Ele deixa os ombros caírem e coloca o exame na mesa.

— Você sabe que eu entendo o porquê. De tudo, de você não gostar de ouvir falar de lá, de você se ocupar tanto que não consegue se cuidar, e dos seus irmãos fazerem o mesmo. De você não querer se cuidar. Brianna, eu entendo. Mas isso não pode continuar assim. Venho te falando isso, seus ataques vão piorar exponencialmente se continuar assim, e aí será uma questão de quando, não de se.

Ele me fala isso desde sempre, e eu tento, juro que tento.

— Eu sei, Holland. Vou tentar achar um lugar novo para morar.

Sem acreditar muito em mim, ele me libera, mas só depois de eu prometer voltar imediatamente se sentir qualquer coisa. Vou para a casa do Harvey em um táxi, evitando a caminhada para não sentir qualquer coisa.
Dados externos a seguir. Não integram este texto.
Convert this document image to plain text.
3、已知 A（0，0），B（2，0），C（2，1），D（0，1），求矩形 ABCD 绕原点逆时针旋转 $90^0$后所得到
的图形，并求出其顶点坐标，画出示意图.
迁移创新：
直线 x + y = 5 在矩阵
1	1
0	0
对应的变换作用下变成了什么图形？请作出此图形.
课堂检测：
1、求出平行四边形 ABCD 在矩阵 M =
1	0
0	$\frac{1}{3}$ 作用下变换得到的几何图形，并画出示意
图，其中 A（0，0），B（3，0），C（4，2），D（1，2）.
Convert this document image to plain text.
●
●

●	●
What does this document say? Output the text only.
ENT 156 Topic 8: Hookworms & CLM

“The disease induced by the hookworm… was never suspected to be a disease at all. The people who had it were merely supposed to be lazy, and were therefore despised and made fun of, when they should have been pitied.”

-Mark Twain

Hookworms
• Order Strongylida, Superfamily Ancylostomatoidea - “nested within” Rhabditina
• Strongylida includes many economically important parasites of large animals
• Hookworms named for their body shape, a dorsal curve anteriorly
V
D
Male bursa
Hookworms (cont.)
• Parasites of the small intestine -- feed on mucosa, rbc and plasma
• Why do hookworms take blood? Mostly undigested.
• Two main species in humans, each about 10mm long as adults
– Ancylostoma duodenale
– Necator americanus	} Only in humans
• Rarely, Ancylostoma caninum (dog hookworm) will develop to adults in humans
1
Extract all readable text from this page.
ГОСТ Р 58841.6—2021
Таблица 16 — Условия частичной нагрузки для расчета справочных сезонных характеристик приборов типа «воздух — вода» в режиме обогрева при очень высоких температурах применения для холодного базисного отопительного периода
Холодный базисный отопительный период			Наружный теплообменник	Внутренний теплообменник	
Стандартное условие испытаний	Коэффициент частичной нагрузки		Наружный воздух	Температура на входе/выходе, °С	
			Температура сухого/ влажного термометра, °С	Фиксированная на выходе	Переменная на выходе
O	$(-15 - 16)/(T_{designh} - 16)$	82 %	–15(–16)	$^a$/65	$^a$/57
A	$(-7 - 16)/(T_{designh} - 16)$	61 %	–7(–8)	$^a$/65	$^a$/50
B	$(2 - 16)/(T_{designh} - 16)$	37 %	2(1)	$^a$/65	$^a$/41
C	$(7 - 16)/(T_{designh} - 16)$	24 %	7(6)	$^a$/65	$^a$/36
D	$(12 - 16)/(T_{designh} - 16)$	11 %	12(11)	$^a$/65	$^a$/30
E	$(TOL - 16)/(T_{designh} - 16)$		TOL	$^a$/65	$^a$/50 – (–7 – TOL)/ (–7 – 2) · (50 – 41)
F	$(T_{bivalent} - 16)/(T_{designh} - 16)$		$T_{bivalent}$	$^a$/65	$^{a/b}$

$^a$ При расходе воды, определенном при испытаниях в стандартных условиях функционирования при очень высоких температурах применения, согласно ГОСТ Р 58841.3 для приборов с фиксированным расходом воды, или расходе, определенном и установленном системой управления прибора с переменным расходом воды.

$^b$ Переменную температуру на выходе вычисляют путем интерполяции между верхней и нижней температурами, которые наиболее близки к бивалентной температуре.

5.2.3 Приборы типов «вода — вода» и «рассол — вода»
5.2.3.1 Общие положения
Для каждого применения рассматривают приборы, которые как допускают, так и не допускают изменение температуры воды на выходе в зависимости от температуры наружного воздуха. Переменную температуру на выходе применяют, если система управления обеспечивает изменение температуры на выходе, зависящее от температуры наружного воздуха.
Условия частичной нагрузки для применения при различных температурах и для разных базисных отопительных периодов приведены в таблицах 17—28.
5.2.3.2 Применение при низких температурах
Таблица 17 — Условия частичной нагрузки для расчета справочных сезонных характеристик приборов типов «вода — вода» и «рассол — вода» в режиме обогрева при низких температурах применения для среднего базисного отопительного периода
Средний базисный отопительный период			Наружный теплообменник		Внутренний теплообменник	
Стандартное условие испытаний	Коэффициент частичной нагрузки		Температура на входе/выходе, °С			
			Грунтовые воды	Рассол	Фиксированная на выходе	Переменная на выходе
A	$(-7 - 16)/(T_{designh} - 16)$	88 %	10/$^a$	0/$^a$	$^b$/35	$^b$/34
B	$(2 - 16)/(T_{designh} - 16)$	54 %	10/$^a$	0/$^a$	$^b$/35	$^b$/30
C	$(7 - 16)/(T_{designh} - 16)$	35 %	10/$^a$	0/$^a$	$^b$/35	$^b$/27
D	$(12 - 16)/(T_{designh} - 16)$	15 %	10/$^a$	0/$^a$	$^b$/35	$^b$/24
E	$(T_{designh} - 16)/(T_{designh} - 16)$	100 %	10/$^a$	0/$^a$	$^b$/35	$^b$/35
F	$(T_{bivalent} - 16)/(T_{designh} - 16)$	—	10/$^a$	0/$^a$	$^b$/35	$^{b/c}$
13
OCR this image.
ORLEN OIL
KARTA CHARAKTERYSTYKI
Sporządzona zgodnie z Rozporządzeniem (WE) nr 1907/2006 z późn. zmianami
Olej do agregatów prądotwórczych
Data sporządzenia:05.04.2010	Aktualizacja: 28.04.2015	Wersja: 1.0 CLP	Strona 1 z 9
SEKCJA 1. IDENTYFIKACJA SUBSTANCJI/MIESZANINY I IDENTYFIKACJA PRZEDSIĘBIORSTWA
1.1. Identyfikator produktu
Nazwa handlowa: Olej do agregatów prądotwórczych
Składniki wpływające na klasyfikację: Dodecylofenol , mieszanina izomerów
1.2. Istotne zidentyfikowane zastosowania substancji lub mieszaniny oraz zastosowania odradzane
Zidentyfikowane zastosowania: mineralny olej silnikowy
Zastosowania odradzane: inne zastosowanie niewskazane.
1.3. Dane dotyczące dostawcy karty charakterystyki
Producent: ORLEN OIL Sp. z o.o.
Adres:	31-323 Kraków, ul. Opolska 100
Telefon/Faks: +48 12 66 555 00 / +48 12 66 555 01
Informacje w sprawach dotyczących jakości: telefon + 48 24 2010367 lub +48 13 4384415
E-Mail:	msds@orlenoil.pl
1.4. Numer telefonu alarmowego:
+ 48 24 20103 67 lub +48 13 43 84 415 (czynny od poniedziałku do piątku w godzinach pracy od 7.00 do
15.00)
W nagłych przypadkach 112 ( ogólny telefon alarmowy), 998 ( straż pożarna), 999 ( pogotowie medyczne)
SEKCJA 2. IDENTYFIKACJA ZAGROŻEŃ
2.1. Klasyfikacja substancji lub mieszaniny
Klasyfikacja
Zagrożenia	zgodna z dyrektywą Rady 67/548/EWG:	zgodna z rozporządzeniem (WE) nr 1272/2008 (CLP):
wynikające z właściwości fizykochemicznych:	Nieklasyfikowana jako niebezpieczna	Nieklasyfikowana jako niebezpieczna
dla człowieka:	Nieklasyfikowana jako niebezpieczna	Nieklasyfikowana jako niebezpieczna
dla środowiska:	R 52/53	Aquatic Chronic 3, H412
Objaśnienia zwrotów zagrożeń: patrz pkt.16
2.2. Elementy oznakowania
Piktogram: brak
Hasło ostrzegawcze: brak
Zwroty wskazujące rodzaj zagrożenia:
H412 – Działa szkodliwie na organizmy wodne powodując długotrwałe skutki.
Chego lá três horas, vinte e sete minutos e quarenta e três segundos atrasada para o trabalho, e ele só acena para mim quando chego.

— Finalmente você chegou.

— E não vou conseguir ficar muito. Tenho que procurar um lugar para ficar enquanto meu apartamento desmofa.

— Desmofa? Como assim?

— O prefixo -des significa negação, ou neste caso, contraposição, mofa vem do verbo...

— Eu entendi a etimologia, Brianna. Quero saber como assim o seu apartamento mofou.

— A tubulação do apartamento de cima está quebrada, aí vaza água. O morador disse que tinha consertado, o inquilino quis fazer uma verificação, mas ele não aceitou e agora quem sofre sou eu.

— Você tem uns vizinhos bem merda, né? Fica aqui, você já tem um quarto e já conhece o ambiente, é melhor.

— Eu não vou morar com você, Harvey. Tá querendo me pagar insalubridade? Você é barulhento demais, eu preciso dormir.

— Vamos fazer um acordo. Eu não faço barulho e você não se expõe ao risco.

Penso nisso. Acredito nele? Não. Tenho outra opção que não me custe um dinheiro que tenho? Não.

— Tá bom, mas vou querer uma pizza para cada dia que você fizer barulho.

— Acabei de dizer que não vou... — meu olhar faz ele parar de falar. — Eu vou tentar, tá bom? Me dê alguns créditos.

— Nah, não tenho crédito nenhum pra dar, estou no débito em todos os aspectos possíveis. E eu escolho o sabor.

— Nada com abacaxi no meio, me recuso a pagar por uma atrocidade dessas.